The Sovereignty of the Internaut

A man surfing on the Internet. (CC)
A man surfing on the Internet. (CC)

I searched the screen fruitlessly for those faces I know so well. In every report on TV about the International Conference on New Scenarios of Political Communication in the Digital Realm, I scanned the guests to identify geeks, computer scientists, bloggers, tweeters and other “creatures” linked to the use of new technologies in Cuba. Instead of them, my gaze fell on notorious bureaucrats, official journalists, cyber-censors and ministry officials.

On the street, popular humor did not ignore the event that took place in the Palace of Conventions with guests from more than 34 countries. People attributed the constant crashes on the state phone company’s Nauta mobile email service, that began on Friday, to the “WiFi network of ‘that conference’… stealing the bandwidth.” Those who know the many tricks perpetrated in other sectors to display a lovely showcase for foreign participants, didn’t find it funny.

For its part, the scant representation from national guests at the meeting contrasted with the diversity of phenomena related to computing that exists in our country. From the “ weekly packet,” a compendium of virally circulating audiovisual material, to the sweeping classified portal  Revolico and the independent Twittersphere, to the clandestine wireless networks and the urban tribes huddled around video games or the impact of Facebook among the youngest. A vast and plural cosmos despite the limitations in connectivity that we suffer.

The Internet is not a fad or a luxury, much less superfluous, it is an imperative need for every human being of the 21st century

However, the absence of the alternative sector wasn’t the only limitation that detracted from the conference. Its most striking failure lay in not objectively including the just demands of individual sovereignty and the protection of Internauts throughout the Island. Especially those who are moving to safeguard users’ private information against the intelligence services of the government itself. Global issues such as the cybersecurity of nations and the governance of the Internet left little space on the agenda for critical discussions about the existence of a cyber-police, the creation of false opinion matrices by the official machinery of state, and the sites censored for political reasons.

As a principal requirement in areas of technology and communication, Cubans today need access to the Internet. The demand for this connectivity, long denied, has grown in recent years and is not exclusive to the most computerized sectors of our society. From the hacker who wants to test his latest codes on the web, to the owner of a privately-owned snack bar who wants to access forums on food, a good part of the population feels the need to be interconnected.

Among the millions of Cubans for whom food, housing and economic pressures are overwhelming, the idea that a digital presence would bring more opportunities to their daily lives has also grown in the last five years. The Internet is not a fad or a luxury, much less superfluous, it is an imperative need for every human being of the 21 st century.

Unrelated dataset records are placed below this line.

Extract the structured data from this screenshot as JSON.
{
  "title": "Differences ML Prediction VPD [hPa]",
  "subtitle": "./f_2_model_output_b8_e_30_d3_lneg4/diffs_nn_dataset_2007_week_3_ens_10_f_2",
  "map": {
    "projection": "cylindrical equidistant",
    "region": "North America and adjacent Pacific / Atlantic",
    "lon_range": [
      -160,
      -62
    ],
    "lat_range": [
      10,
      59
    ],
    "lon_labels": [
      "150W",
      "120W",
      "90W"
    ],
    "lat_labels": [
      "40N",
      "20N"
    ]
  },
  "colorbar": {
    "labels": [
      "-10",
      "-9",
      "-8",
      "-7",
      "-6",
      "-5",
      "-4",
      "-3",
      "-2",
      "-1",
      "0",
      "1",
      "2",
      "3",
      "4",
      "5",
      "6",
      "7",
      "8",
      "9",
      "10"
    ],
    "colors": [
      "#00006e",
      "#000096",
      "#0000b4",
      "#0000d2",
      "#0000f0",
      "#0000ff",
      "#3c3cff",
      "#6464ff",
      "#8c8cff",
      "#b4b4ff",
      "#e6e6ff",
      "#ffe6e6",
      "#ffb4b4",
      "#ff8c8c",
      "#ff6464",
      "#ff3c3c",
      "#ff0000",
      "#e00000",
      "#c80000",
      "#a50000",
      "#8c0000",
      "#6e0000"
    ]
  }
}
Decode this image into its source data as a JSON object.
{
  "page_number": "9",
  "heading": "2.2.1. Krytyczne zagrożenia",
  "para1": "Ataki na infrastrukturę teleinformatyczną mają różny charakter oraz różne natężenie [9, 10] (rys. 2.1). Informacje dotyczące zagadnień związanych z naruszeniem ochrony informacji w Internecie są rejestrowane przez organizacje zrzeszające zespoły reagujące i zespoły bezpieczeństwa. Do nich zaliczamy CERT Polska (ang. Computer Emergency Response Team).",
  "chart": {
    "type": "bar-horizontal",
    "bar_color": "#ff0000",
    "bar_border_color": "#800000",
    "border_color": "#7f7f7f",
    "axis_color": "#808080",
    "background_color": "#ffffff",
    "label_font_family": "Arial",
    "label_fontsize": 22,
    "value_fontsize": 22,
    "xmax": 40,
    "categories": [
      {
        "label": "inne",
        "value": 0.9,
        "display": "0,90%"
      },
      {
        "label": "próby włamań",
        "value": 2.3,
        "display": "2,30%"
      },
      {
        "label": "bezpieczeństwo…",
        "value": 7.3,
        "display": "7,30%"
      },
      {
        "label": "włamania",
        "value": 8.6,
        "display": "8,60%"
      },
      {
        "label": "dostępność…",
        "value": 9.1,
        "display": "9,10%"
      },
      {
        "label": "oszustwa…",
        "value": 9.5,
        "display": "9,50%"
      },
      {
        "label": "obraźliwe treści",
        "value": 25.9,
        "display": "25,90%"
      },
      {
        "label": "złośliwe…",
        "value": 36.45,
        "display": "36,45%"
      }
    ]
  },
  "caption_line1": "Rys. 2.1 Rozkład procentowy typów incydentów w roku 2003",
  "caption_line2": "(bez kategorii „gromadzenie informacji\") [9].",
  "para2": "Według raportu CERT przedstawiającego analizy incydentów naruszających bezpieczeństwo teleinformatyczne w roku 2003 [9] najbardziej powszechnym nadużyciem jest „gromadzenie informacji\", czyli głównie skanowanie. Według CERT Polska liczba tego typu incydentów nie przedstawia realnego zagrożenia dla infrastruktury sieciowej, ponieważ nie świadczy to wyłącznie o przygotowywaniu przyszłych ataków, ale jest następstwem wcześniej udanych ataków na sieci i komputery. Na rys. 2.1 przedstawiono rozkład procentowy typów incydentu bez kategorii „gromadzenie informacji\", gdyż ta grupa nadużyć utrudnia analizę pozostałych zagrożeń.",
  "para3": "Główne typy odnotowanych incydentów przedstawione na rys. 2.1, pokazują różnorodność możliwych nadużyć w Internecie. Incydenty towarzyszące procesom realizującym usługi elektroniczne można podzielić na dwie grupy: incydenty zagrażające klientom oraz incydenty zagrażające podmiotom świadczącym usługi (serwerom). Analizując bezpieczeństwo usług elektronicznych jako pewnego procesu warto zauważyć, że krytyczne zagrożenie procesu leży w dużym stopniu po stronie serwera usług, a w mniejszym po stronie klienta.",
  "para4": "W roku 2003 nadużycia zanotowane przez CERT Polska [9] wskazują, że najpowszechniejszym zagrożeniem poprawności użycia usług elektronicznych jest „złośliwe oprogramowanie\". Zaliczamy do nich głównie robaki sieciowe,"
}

In the face of this urgency, the Cuban government has opted for caution and for doling out in dribs and drabs the advantages of this common good which is the World Wide Web. To support this policy of rationing and control they have used prohibitive pricing at the public Internet rooms, where right now an hour of navigating the web costs – at a minimum – the equivalent of three days wages, some 2.25 convertible pesos. To this is added an iron policy of censorship and vigilance over the web that has limited an entire nation’s access to knowledge, opportunities and information.

The role of the government should be to facilitate universal access to cyberspace and to guarantee that our rights to free information and association are met

Thus, the first demand in Cuba with regards to technology and communications is respect for the user’s individual sovereignty, on the base of which should rise national sovereignty in these conflicts. This latter cannot be seem as a contradiction to the spirit of convergence, the global village and interconnection that cyberspace brings us. The “conservation of our cultural and linguistic identity” that was brandished about in the recently concluded event should not constitute an argument for shutting us out from the influence of other cultures and nations. On the web you can’t play at being Robinson Crusoe…

Nor can the State set itself up as the authority to guide our steps on the web. It is not its role to protect citizens from “the dangers” of connectivity, nor to prevent us from being “infected” with trends, opinions or news that we find in our grappling with the network. The role of the government should be to facilitate universal access to cyberspace and to guarantee that our rights to free information and association are met both in the real world as well as in that other world made up of kilobytes.

By not delving deeply into these burning and crucial points, the International Conference on New Scenarios of Political Communication in the Digital Realm became another lost opportunity. A space that privileged the government voice above the demands of society. An event to project an Internet in the hands of those who want to control everything.